Comedian Jon Stewart rescues goats from New York subway tracks

Goats seen on a New York City subway track on 20 August 2018 Image copyright Metropolitan Transportation Authority
Image caption The grazing goats gave police and train staff the runaround

For many New Yorkers, a Monday morning subway commute is an experience they'd be delighted to avoid.

But it appears nobody's told the city's goats.

Two of the greedy herbivores briefly disrupted the N line from mid-morning on Monday, when they were spotted roaming the tracks in Brooklyn.

The pair were apparently captured with the help of US comedian Jon Stewart and his wife Tracey, who transported them to a nearby animal shelter.

Stewart, the former host of The Daily Show, is a long-standing animal welfare activist. He and his wife are supporters of the Farm Sanctuary shelter in upstate New York where the rogue goats were taken in, and have previously adopted an abused horse and a bull that escaped from a slaughterhouse.

They also opened a sanctuary at their own New Jersey farm in 2015.

The Metropolitan Transportation Authority (MTA), which runs the New York Subway, said it had called the police and Animal Control about the goats, which were spotted on the tracks between the Fort Hamilton and New Utrecht stations.

"We're told they were munching grass," said Jon Weinstein, a spokesman for the MTA.
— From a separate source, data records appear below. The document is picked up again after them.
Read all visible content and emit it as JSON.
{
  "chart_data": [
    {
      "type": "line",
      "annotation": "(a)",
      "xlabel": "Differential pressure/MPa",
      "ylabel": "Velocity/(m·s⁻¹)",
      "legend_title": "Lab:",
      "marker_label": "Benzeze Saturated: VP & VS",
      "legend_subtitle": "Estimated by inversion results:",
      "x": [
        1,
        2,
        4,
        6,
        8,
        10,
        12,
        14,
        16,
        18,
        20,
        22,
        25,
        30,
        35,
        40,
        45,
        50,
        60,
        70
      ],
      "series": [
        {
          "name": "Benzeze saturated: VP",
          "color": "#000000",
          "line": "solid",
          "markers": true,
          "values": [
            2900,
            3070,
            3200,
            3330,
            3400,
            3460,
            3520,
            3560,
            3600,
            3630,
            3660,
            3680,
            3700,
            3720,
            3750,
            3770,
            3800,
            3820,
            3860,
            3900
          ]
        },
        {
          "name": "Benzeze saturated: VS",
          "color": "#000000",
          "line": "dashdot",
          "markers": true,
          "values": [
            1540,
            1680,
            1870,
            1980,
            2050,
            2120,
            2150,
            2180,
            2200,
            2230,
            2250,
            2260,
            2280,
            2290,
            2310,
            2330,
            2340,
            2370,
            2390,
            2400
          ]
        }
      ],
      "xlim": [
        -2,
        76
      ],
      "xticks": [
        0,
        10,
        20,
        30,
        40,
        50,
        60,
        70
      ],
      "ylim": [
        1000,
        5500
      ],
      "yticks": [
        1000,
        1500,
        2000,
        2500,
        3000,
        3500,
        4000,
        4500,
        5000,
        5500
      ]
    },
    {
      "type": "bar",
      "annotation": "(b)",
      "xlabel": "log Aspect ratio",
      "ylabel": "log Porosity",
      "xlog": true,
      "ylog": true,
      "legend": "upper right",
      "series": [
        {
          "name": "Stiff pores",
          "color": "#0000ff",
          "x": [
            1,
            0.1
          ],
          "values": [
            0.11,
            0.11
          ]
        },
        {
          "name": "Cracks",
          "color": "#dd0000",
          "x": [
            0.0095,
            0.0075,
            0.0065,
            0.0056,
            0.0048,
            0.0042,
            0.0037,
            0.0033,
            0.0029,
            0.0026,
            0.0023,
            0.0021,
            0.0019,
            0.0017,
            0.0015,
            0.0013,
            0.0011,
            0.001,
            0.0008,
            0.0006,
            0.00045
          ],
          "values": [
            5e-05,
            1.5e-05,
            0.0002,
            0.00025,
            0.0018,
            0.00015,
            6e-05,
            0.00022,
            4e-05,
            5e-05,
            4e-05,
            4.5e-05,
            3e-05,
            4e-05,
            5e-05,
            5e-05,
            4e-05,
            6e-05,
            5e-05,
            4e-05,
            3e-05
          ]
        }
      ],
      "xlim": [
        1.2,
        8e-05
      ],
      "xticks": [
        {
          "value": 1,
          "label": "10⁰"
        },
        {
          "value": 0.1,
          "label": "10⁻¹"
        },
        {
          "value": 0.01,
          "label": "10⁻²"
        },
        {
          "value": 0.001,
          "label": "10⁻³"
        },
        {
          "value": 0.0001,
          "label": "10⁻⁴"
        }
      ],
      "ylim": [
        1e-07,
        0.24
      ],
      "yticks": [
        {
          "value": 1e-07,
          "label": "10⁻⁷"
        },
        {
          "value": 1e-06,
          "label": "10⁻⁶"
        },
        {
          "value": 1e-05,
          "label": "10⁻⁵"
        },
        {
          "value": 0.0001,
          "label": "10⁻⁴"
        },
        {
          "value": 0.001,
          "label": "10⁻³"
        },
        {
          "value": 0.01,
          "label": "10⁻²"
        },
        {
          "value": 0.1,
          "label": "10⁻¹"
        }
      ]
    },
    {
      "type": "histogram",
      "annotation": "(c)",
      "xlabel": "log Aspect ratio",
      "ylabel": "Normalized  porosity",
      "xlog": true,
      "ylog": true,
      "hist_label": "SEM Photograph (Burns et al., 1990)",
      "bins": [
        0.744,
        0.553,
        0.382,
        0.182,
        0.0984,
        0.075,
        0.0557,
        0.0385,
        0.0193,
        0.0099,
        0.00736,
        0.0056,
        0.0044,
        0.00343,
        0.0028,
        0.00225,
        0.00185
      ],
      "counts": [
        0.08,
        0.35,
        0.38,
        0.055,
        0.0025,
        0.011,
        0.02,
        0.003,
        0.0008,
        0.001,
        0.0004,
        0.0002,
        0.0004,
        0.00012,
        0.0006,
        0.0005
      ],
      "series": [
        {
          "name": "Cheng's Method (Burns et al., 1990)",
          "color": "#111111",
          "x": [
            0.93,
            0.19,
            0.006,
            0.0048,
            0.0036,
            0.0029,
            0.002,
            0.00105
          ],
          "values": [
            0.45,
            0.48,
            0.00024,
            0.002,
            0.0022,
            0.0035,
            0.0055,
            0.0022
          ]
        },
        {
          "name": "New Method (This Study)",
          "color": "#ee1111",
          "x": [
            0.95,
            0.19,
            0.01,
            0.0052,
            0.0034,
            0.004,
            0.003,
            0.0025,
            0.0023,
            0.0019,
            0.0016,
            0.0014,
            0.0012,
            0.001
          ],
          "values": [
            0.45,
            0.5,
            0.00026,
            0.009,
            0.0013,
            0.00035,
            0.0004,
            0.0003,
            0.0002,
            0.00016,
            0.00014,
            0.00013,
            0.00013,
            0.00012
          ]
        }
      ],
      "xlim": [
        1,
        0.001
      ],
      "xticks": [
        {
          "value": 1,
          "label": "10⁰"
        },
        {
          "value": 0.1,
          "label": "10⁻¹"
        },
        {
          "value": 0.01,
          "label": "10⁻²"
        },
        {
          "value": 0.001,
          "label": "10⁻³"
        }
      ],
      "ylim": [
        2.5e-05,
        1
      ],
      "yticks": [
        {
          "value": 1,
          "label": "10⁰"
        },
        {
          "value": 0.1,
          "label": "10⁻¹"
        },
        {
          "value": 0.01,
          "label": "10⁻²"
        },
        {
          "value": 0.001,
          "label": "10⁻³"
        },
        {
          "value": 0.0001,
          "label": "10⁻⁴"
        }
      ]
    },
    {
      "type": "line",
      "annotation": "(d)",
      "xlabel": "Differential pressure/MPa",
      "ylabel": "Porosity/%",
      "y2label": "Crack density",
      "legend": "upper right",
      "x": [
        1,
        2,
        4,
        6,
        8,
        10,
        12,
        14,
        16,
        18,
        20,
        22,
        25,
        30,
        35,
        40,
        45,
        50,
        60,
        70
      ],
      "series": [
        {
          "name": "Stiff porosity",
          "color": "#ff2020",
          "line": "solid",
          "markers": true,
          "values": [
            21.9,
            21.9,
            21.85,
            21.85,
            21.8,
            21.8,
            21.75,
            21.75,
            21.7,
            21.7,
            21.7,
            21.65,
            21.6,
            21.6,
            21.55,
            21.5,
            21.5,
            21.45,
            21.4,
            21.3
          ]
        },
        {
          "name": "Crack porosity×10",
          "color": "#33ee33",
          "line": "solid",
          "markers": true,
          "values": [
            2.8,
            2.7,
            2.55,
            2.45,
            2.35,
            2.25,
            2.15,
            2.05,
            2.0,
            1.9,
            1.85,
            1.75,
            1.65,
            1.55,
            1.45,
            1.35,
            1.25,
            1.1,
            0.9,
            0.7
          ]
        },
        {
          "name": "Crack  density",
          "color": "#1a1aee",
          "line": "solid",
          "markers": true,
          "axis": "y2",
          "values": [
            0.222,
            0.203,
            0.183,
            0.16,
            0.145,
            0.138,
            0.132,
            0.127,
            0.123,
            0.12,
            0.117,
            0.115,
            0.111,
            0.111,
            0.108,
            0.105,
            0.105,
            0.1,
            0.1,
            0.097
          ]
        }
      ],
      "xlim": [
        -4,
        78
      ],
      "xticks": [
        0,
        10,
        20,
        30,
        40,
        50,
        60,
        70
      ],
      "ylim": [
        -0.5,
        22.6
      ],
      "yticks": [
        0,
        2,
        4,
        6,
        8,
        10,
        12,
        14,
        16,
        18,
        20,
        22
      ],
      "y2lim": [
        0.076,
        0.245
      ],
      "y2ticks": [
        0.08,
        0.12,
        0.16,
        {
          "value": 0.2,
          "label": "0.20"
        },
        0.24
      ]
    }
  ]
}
Train staff and police managed to corral the white-and-brown runaways on to a closed track before they were tranquilised and captured at around 13:00 local time (17:00 GMT), the MTA said.

The New York City subway's social media account saw the funny side and tweeted that goats were "Two very baaaaad boys", alongside a picture.

Social media users posted their own reactions to the story.

Video shared on social media shows Jon Stewart mid goat-rescue, helping the animals into a truck.

It's unclear how the goats came to be on the tracks, although there are a number of slaughterhouses in the area that animals have escaped from in the past.

The pair were of the Boer breed, which is commonly raised for its meat, Meredith Turner-Smith of the Farm Sanctuary shelter said.

If they did indeed mount a daring escape, it appears the goats - which are both males - can look forward to a brighter future with other rescued farm animals. They have now been named Billy and Willy by the shelter which will be their new home.